Эрендире не удалось избегнуть надругательства, потому что после попытки бегства бабушка приковала ее к ножке кровати стальным собачьим поводком. Но ничего страшного с ней не сделали. Ее пронесли на алтаре любви по самым людным улицам, разыгрывая покаянное шествие закованной грешницы, и оставили под палящим солнцем посреди центральной площади. Эрендира скорчилась на кровати, спрятав лицо, но сдерживая слезы, и так и лежала она на страшной жаре, кусая от стыда и бешенства стальной поводок своей злой судьбы, пока кто-то из милосердия не прикрыл ее рубашкой.
Это был единственный раз, когда я их видел, но потом узнал, что они оставались в том пограничном городе под защитой властей до тех пор, пока не разбухли бабушкины сундуки, и тогда, покинув пустыню, они направились к морю. Никогда эти царства нищеты не видели такой пышности. Торжественно тянулась процессия запряженных волами повозок, на которых громоздились никуда не годные останки погибшей вместе с домом чертовщины, а рядом с бюстами императоров и диковинными часами ехало купленное по случаю пианино и граммофон с тоскливыми пластинками. Индейцы наблюдали за имуществом, а оркестр возвещал триумфальное прибытие каравана.

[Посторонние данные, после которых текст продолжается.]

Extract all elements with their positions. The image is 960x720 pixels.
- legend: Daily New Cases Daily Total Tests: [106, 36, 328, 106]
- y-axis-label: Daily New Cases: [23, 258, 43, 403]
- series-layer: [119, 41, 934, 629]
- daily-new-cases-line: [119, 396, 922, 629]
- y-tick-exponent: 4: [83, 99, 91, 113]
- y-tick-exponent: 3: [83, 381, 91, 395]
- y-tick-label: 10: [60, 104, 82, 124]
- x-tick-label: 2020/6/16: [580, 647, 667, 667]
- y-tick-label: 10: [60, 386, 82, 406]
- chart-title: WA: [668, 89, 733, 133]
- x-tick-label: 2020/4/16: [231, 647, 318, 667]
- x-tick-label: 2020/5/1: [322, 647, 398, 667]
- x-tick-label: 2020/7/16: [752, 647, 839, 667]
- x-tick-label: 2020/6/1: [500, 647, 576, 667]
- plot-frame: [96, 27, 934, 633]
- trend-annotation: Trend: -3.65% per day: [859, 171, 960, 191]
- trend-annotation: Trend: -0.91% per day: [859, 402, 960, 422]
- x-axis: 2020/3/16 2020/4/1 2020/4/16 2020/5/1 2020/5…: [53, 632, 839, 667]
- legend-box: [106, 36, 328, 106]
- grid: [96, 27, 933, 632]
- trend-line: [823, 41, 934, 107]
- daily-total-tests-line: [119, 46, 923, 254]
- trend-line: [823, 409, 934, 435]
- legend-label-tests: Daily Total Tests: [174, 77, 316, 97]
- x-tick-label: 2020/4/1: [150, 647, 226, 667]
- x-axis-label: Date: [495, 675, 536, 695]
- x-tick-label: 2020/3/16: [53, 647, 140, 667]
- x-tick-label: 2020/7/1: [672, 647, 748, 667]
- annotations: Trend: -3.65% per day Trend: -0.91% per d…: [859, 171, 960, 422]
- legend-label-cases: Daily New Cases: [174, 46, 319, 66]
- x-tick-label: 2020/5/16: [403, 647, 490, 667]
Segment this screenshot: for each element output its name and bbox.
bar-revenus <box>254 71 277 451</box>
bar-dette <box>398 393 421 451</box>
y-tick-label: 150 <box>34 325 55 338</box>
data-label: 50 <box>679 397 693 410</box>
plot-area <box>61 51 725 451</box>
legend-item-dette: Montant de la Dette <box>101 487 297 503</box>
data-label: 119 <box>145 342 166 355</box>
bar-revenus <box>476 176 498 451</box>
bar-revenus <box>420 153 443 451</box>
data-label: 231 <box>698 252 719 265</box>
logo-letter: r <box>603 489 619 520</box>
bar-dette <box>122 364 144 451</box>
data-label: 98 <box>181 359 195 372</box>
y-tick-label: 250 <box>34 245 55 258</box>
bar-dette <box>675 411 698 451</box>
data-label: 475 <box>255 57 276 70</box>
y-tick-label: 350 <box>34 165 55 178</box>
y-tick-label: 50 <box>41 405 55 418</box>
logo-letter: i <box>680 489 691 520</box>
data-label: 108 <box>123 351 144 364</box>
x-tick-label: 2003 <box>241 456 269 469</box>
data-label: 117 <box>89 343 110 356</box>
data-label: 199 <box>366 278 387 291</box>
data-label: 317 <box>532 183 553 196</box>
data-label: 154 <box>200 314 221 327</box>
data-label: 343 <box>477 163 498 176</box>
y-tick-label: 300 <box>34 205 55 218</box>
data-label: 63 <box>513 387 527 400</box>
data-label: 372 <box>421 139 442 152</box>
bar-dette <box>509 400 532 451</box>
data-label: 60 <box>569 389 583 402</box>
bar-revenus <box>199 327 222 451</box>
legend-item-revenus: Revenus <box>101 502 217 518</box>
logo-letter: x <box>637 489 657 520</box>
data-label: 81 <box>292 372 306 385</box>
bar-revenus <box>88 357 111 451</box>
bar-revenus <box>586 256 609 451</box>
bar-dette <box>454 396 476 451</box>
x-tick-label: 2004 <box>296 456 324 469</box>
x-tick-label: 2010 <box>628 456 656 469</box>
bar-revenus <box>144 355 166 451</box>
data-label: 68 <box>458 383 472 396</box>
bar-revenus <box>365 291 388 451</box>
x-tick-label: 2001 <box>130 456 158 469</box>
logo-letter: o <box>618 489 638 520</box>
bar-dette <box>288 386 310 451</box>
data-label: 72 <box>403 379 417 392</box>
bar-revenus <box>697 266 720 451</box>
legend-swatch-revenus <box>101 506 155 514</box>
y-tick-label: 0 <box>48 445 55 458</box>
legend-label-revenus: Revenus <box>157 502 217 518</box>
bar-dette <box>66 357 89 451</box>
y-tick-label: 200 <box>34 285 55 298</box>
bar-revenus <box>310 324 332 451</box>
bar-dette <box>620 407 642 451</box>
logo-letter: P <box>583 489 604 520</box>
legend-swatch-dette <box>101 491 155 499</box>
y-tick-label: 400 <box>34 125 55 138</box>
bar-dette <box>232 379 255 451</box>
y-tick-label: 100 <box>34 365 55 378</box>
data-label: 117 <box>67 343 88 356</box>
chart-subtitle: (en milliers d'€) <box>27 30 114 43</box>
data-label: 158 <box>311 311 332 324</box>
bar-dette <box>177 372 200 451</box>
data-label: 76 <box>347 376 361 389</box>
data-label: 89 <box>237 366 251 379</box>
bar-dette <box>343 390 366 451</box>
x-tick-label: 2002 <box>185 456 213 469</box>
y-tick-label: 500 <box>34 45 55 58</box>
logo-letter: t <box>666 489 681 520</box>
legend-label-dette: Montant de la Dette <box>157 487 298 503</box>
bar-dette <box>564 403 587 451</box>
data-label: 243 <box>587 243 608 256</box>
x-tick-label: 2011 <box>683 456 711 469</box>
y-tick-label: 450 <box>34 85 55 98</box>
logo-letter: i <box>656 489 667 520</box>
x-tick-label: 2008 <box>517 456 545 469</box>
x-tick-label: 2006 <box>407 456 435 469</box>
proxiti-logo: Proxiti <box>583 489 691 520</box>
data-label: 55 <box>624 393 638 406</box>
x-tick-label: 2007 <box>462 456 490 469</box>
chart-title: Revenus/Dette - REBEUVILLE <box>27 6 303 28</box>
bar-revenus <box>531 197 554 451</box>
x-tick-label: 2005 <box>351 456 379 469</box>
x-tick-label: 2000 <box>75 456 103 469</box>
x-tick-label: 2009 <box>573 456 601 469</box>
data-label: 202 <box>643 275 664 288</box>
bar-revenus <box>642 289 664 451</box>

Бабушку везли на носилках, украшенных бумажными гирляндами, и, укрывшись в тени балдахина, она жевала зерна маиса. Ее и без того внушительные размеры увеличились, потому что теперь она надевала под платье парусиновый жилет, в который, как в патронташ, вкладывала золотые слитки. Эрендира, в ярких платьях со шнуровкой, но все еще прикованная к постели, была рядом.
— Тебе не на что жаловаться, — сказала ей бабушка, когда они покидали город. — Одета ты, как королева, кровать у тебя роскошная, да еще собственный оркестр и четырнадцать индейцев в придачу. По-моему, великолепно.
— Да, бабушка.
— Когда меня не станет, — продолжала бабушка, — мужчины тебя не обеспокоят; ты будешь жить в собственном доме в большом городе. Ты будешь свободной и счастливой.
Это был новый и неожиданный взгляд на будущее. Но в то же время бабушка не заговаривала больше о долге, суть которого становилась все более расплывчатой, день расплаты откладывался, расчеты усложнялись. Однако Эрендира ни единым вздохом не выдала своих мыслей. Молча переносила она постельную пытку среди селитряных луж, и дремлющих свайных поселениях, в лунных кратерах тальковых копей, а бабушка, словно читая по картам, воспевала светлое будущее. Однажды вечером, при выходе из нависшего со всех сторон ущелья, они вдохнули ветер, пахнущий древними лаврами, услышали пестрые ямайские наречия и почувствовали жажду жизни, сжавшую сердце, — словом, они пришли к морю.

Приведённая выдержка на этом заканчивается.